Where you consent to marketing-website analytics, usage data collected by Google Analytics and Microsoft Clarity may also be processed in the United States and other countries where those providers operate. Google and Microsoft participate in applicable transfer mechanisms, including the EU-U.S. Data Privacy Framework (where certified) and Standard Contractual Clauses, as described in [Google's privacy documentation](https://policies.google.com/privacy) and [Microsoft's privacy documentation](https://privacy.microsoft.com/privacystatement).

### C. Your Explicit Data Rights Under GDPR

If you are located in the EU, EEA, or UK, you possess the following statutory rights regarding the personal account records we maintain:

1. **Right of Access:** The right to obtain a structured confirmation as to whether your personal data is being processed, alongside a copy of that data.
2. **Right to Rectification:** The right to demand the immediate correction of inaccurate or incomplete personal data records.
3. **Right to Erasure ("Right to Be Forgotten"):** The right to request the permanent, un-recoverable deletion of your account metadata and cached deployment workspace configuration files, provided it does not conflict with statutory financial or taxation retention laws.
4. **Right to Restriction of Processing:** The right to temporarily halt the processing of your data during dispute validations or operational audits.
5. **Right to Data Portability:** The right to receive your personal data in a structured, commonly used, machine-readable format (JSON/CSV) for transmission to another service.
6. **Right to Object:** The right to object to processing activities carried out under our legitimate interest parameters or for direct marketing.
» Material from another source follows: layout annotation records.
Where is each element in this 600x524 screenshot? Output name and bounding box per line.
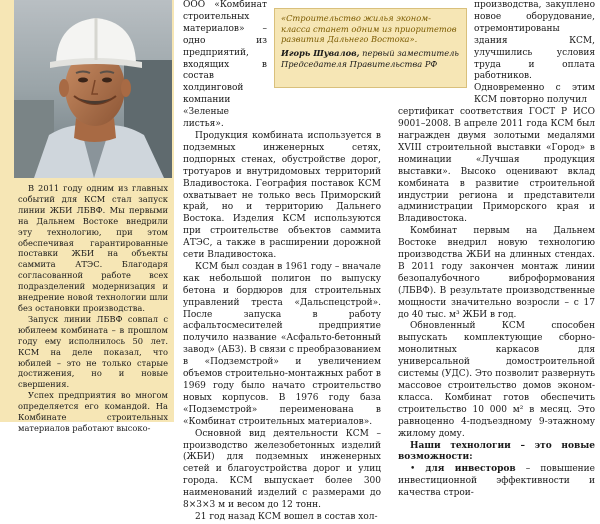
intro-paragraph: ООО «Комбинат строительных материалов» – одно из предприятий, входящих в состав холдинговой компании «Зеленые листья». xyxy=(183,0,267,130)
bullet-rest: – повышение инвестиционной эффективности и качества строи- xyxy=(398,464,596,499)
article-paragraph: производства, закуплено новое оборудование, отремонтированы здания КСМ, улучшились условия труда и оплата работников. Одновременно с этим КСМ повторно получил xyxy=(474,0,595,106)
article-paragraph: сертификат соответствия ГОСТ Р ИСО 9001–2008. В апреле 2011 года КСМ был награжден двумя золотыми медалями XVIII строительной выставки «Город» в номинации «Лучшая продукция выставки». Высоко оценивают вклад комбината в развитие строительной индустрии региона и представители администрации Приморского края и Владивостока. xyxy=(398,107,595,225)
quote-text: «Строительство жилья эконом-класса станет одним из приоритетов развития Дальнего Востока». xyxy=(281,13,457,45)
article-paragraph: КСМ был создан в 1961 году – вначале как небольшой полигон по выпуску бетона и бордюров для строительных управлений треста «Дальспецстрой». После запуска в работу асфальтосмесителей предприятие получило название «Асфальто-бетонный завод» (АБЗ). В связи с преобразованием в «Подземстрой» и увеличением объемов строительно-монтажных работ в 1969 году было начато строительство новых корпусов. В 1976 году база «Подземстрой» переименована в «Комбинат строительных материалов». xyxy=(183,261,381,427)
left-paragraph: Запуск линии ЛБВФ совпал с юбилеем комбината – в прошлом году ему исполнилось 50 лет. КСМ на деле показал, что юбилей – это не только старые достижения, но и новые свершения. xyxy=(18,313,168,390)
article-paragraph: Обновленный КСМ способен выпускать комплектующие сборно-монолитных каркасов для универсальной домостроительной системы (УДС). Это позволит развернуть массовое строительство домов эконом-класса. Комбинат готов обеспечить строительство 10 000 м² в месяц. Это равноценно 4-подъездному 9-этажному жилому дому. xyxy=(398,321,595,439)
article-column-1 xyxy=(183,0,381,524)
left-caption-text xyxy=(18,183,168,434)
article-paragraph: Основной вид деятельности КСМ – производство железобетонных изделий (ЖБИ) для подземных инженерных сетей и благоустройства дорог и улиц города. КСМ выпускает более 300 наименований изделий с размерами до 8×3×3 м и весом до 12 тонн. xyxy=(183,428,381,511)
worker-photo xyxy=(14,0,172,178)
column-2-top-block xyxy=(474,0,595,107)
article-paragraph: Продукция комбината используется в подземных инженерных сетях, подпорных стенах, обустройстве дорог, тротуаров и внутридомовых территорий Владивостока. География поставок КСМ охватывает не только весь Приморский край, но и территорию Дальнего Востока. Изделия КСМ используются при строительстве объектов саммита АТЭС, а также в расширении дорожной сети Владивостока. xyxy=(183,130,381,261)
bullet-item: • для инвесторов – повышение инвестиционной эффективности и качества строи- xyxy=(398,464,596,499)
left-paragraph: В 2011 году одним из главных событий для КСМ стал запуск линии ЖБИ ЛБВФ. Мы первыми на Дальнем Востоке внедрили эту технологию, при этом обеспечивая гарантированные поставки ЖБИ на объекты саммита АТЭС. Благодаря согласованной работе всех подразделений модернизация и внедрение новой технологии шли без остановки производства. xyxy=(18,183,168,313)
worker-portrait-image xyxy=(14,0,172,178)
left-sidebar xyxy=(0,0,174,433)
article-column-2 xyxy=(398,0,595,500)
quote-author-role: первый заместитель Председателя Правительства РФ xyxy=(281,48,459,69)
bullet-lead: для инвесторов xyxy=(425,464,516,475)
left-paragraph: Успех предприятия во многом определяется его командой. На Комбинате строительных материалов работают высоко- xyxy=(18,390,168,433)
intro-block xyxy=(183,0,267,131)
quote-author-name: Игорь Шувалов, xyxy=(281,48,360,59)
article-paragraph: 21 год назад КСМ вошел в состав хол- xyxy=(195,511,378,522)
section-heading: Наши технологии – это новые возможности: xyxy=(398,440,595,463)
article-paragraph: Комбинат первым на Дальнем Востоке внедрил новую технологию производства ЖБИ на длинных стендах. В 2011 году закончен монтаж линии безопалубочного виброформования (ЛБВФ). В результате производственные мощности значительно возросли – с 17 до 40 тыс. м³ ЖБИ в год. xyxy=(398,226,595,320)
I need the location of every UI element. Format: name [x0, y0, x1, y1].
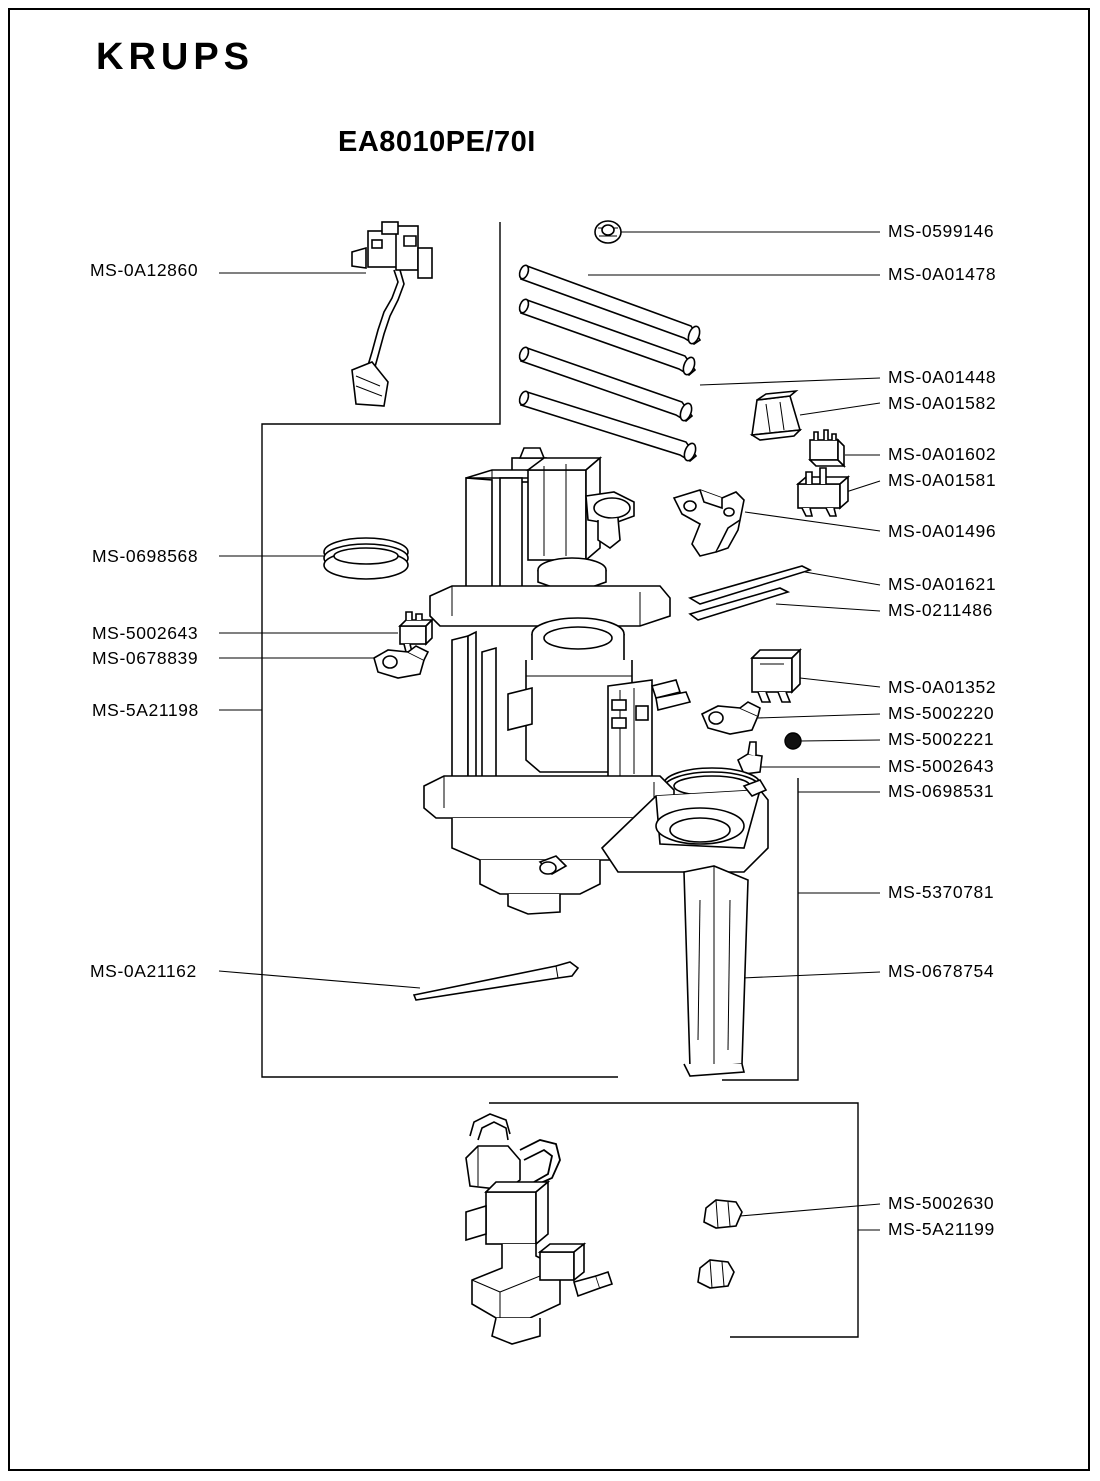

### D. Privacy Contact & Regulatory Recourse

For inquiries regarding data protection mechanisms, cross-border transmission protocols, or to formally exercise your GDPR data rights, contact our privacy contact at **[legal@synapsai.cloud](mailto:legal@synapsai.cloud)**.

If you believe our data processing operations infringe upon your rights under the GDPR, you maintain the legal right to lodge a formal complaint with a competent Supervisory Authority within your country of residence, workplace, or the place of the alleged infringement.